Tango for Solaris requires Solaris 2.6 or Solaris 7, SPARC architecture, approximately 30 megabytes of disk space, and approximately 2 megabytes of memory per user, given what Pervasive considers to be 'average' memory use.
Tango 2000 requires Solaris system patches. 105591 for Solaris 2.6. 106300 and 106327 on Solaris 7. Note that 105591 revision 08 causes Tango to core dump, as does 106327 revision 07. Not all the crashes are Tango's fault. :-) Solaris patches are available at http://access1.sun.com
There are a series of changes which can be made to your /etc/system file to increase various resources. These changes will often increase Tango performance, as well as preventing resource related crashes. The changes will require a reboot. Be very careful when making such changes.

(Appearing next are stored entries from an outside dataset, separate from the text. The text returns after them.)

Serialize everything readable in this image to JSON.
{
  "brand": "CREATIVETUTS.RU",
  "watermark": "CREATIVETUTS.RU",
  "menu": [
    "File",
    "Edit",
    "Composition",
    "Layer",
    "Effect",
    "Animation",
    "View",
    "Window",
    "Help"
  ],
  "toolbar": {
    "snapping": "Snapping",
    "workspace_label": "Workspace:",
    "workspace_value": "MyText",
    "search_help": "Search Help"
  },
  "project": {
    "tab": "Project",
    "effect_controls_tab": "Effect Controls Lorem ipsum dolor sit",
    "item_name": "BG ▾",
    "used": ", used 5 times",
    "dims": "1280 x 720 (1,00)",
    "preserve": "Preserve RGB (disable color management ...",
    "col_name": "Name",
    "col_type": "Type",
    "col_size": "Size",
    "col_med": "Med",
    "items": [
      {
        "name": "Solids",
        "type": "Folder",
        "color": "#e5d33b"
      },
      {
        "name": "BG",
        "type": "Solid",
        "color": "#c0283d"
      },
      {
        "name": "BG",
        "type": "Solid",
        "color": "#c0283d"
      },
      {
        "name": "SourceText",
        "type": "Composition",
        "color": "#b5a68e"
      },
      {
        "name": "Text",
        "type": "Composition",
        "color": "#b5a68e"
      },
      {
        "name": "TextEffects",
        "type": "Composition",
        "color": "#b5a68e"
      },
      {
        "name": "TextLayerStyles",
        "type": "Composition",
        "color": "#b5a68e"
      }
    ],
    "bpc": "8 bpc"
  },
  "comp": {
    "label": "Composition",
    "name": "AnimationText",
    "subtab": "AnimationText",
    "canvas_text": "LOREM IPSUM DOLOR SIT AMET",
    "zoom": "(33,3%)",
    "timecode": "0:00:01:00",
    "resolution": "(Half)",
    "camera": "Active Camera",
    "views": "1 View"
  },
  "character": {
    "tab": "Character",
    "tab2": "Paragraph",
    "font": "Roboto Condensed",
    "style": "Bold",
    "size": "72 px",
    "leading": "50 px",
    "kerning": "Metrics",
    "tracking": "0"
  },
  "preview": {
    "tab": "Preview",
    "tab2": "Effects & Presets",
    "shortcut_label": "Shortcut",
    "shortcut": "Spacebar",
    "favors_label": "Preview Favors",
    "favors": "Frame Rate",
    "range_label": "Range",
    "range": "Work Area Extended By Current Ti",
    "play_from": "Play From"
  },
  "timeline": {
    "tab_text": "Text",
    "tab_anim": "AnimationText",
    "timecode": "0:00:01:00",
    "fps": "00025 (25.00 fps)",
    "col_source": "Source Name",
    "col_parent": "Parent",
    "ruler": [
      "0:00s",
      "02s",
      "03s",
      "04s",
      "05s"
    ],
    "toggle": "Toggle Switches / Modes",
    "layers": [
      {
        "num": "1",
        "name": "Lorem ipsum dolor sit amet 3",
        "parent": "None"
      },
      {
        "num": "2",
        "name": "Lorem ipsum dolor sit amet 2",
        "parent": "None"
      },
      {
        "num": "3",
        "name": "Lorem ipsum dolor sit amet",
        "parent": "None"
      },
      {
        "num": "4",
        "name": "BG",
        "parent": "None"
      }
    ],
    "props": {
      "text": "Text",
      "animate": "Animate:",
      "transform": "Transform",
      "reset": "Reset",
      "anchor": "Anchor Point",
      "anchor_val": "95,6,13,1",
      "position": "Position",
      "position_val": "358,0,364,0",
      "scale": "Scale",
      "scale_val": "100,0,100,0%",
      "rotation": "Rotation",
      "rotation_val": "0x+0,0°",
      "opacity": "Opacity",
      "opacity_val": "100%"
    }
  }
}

These are generic values which are nevertheless better than defaults.
*** New Settings set shmsys:shminfo_shmmax=4294967295 set shmsys:shminfo_shmmin=1 set shmsys:shminfo_shmmni=100 set shmsys:shminfo_shmseg=10 set semsys:seminfo_semmni=100 set semsys:seminfo_semmsl=100 set semsys:seminfo_semmns=200 set semsys:seminfo_semopm=100 set semsys:seminfo_semvmx=32767 *** New Settings End
Take a look at your Solaris documentation, or http://docs.sun.com for further information.
Also, add the following line to the login script of the Tango user after installation:
ulimit -n 1024
Tango for Linux requires the appropriate flavour for the version you downloaded or purchased. Pervasive will NOT support running a version of Tango for Linux on a different Linux flavour; Tango for Red Hat Linux might not run on Caldera 2.2, let alone on Debian.
Tango for Linux currently only supports the x86 architecture.
If you're using Red Hat 5.2, you'll need to upgrade your kernel. The Tango for Linux documentation has the details.